LevelDB Explained - Static Thread Safety Analysis with Clang
LevelDB has some interesting macros that I rarely use in my daily coding. These macros are defined in thread_annotations.h and can be used to detect potential thread safety issues at compile time using Clang’s thread safety analysis tool.
What exactly do macros like these do? Let’s take a look together.
1 | GUARDED_BY(x) // Indicates that a variable must be accessed while holding lock x |
GUARDED_BY Lock Protection
You’ll often see annotations like GUARDED_BY(mutex_)

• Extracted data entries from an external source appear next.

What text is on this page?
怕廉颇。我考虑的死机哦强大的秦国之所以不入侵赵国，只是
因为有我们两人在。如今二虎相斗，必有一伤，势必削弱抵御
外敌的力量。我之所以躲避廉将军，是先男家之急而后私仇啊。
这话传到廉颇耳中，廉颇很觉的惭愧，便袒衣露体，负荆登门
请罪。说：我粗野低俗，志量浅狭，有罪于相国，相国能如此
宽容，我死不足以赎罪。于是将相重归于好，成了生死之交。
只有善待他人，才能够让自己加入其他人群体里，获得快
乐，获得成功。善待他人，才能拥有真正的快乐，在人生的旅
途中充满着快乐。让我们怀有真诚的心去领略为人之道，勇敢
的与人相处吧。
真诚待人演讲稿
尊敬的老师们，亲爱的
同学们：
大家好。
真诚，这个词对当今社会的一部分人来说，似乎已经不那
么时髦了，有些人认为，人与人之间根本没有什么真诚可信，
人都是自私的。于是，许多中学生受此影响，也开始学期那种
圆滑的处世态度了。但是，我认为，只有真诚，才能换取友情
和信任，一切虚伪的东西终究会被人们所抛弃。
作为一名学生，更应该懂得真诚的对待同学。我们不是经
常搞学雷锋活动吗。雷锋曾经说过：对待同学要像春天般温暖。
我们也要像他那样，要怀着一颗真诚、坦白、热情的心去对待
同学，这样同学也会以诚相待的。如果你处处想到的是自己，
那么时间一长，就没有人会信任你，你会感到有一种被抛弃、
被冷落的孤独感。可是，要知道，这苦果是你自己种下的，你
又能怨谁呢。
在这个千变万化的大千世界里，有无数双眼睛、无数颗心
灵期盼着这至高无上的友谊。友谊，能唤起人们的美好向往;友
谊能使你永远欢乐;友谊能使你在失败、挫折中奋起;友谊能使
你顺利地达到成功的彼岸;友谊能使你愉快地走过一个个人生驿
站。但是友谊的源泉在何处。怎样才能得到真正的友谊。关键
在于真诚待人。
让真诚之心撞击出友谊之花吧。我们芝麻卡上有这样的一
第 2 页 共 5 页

in class member variable definitions. What’s their purpose? Take a look at the LRU Cache definition:
1 | class LRUCache { |
This is Clang’s thread safety annotation. During compilation, Clang checks that all accesses to usage_
and table_
occur while holding the mutex_
lock. Additionally, the compiler checks whether all locks that should be released are actually released at the end of functions or code blocks, helping prevent resource leaks or deadlocks due to forgotten lock releases.
In contrast, when writing business code, we rarely use these thread safety annotations. At most, we might add comments indicating that something isn’t thread-safe and needs lock protection, relying entirely on developer discipline. Unsurprisingly, this leads to various strange multi-threading data race issues in business code.

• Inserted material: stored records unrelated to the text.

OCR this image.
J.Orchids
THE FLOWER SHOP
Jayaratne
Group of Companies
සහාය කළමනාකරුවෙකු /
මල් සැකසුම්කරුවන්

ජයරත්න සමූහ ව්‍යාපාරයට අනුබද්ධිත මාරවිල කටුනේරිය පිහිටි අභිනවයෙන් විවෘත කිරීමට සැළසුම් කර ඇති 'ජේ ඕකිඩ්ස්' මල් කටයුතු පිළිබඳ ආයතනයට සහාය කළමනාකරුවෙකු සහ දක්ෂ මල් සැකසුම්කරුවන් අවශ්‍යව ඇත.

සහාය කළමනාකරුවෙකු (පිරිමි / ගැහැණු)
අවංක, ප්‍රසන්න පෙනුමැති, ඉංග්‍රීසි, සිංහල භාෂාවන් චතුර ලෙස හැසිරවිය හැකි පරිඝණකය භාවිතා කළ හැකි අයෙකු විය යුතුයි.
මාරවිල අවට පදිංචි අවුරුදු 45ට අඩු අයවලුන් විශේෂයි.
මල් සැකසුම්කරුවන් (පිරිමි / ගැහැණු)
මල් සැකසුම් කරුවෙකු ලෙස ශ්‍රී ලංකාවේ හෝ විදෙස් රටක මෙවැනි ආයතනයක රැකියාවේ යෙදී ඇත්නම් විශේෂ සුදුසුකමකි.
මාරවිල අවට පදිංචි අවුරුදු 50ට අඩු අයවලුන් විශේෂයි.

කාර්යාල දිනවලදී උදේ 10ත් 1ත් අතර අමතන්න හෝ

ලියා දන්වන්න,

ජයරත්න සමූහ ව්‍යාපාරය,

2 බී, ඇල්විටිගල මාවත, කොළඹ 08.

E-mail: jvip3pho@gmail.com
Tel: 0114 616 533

LevelDB’s implementation includes many such thread safety annotations, which not only explicitly tell other developers that a variable needs lock protection but also help detect potential thread safety issues at compile time, reducing race conditions, deadlocks, and other problems that might occur in multi-threaded environments.
Thread Annotation Example with Lock Protection
Let’s look at a complete example to see how Clang’s thread safety annotations work. In this SharedData class, the counter_
variable needs lock protection, and mutex_
is our wrapped lock implementation.
1 | // guard.cpp |
For this test code to run directly, we didn’t use the GUARDED_BY macro defined in LevelDB. The __attribute__((guarded_by(mutex_)))

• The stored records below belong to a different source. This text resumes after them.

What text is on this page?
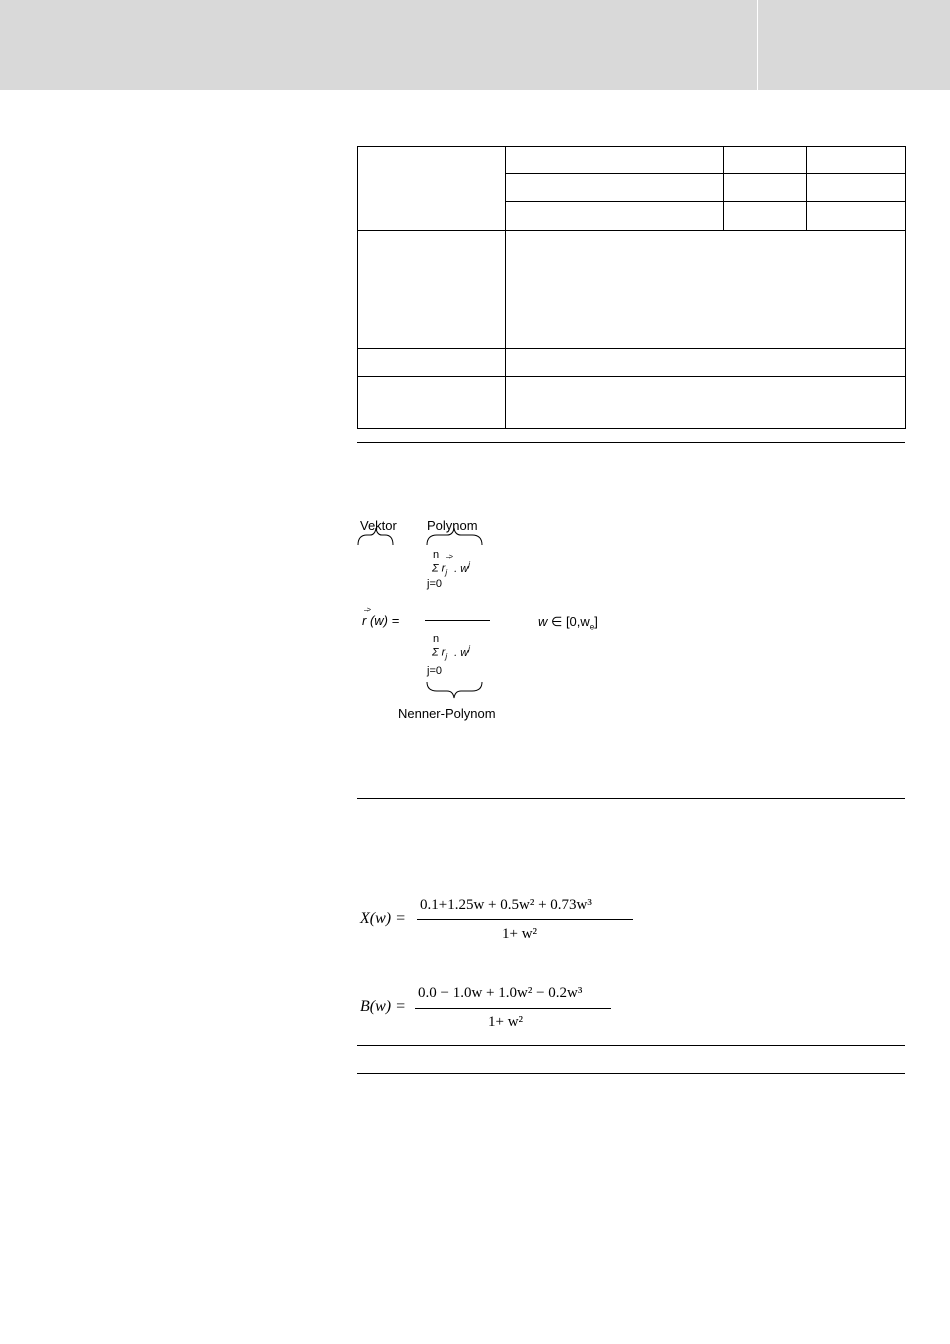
Vektor Polynom
n –>
Σ $r_j$ . $w^j$
j=0
–>
r (w) =	w ∈ $[0,w_e]$
n
Σ $r_j$ . $w^j$
j=0
Nenner-Polynom
X(w) =
0.1+1.25w + 0.5w² + 0.73w³
1+ w²
B(w) =
0.0 − 1.0w + 1.0w² − 0.2w³
1+ w²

here expands to the same result as the macro.
When compiling this code with Clang, you’ll see warning messages:
1 | clang++ -pthread -Wthread-safety -std=c++17 guard.cpp -o guard |
As you can see, the compiler detects at compile time when the counter_
variable is accessed without holding the mutex_
lock and issues warnings.
PT_GUARDED_BY Pointer Protection
While GUARDED_BY is typically used on non-pointer members to protect the member variable itself, PT_GUARDED_BY is used on pointer and smart pointer members to protect the data being pointed to. Note that PT_GUARDED_BY only protects the data being pointed to, not the pointer itself. Here’s an example:
1 | Mutex mu; |
Capability Attribute Annotation
In the example above, we didn’t use the standard library’s mutex directly, but instead wrapped it in a simple Mutex
class. The class definition uses the __attribute__((capability("mutex")))
annotation.
This is because Clang’s thread safety analysis needs to know which types are locks and track their acquisition and release states. Standard library types don’t have these annotations and can’t be used directly with Clang’s thread safety analysis. Here, we use Clang’s capability("mutex")
attribute to specify that the class has lock characteristics.
LevelDB’s lock definition code also uses annotations, though slightly differently, using LOCKABLE
:
1 | class LOCKABLE Mutex { |
This is because earlier versions of Clang used the lockable attribute, while the more general capability attribute was introduced later. For backward compatibility, lockable was kept as an alias for capability(“mutex”). So, they are equivalent.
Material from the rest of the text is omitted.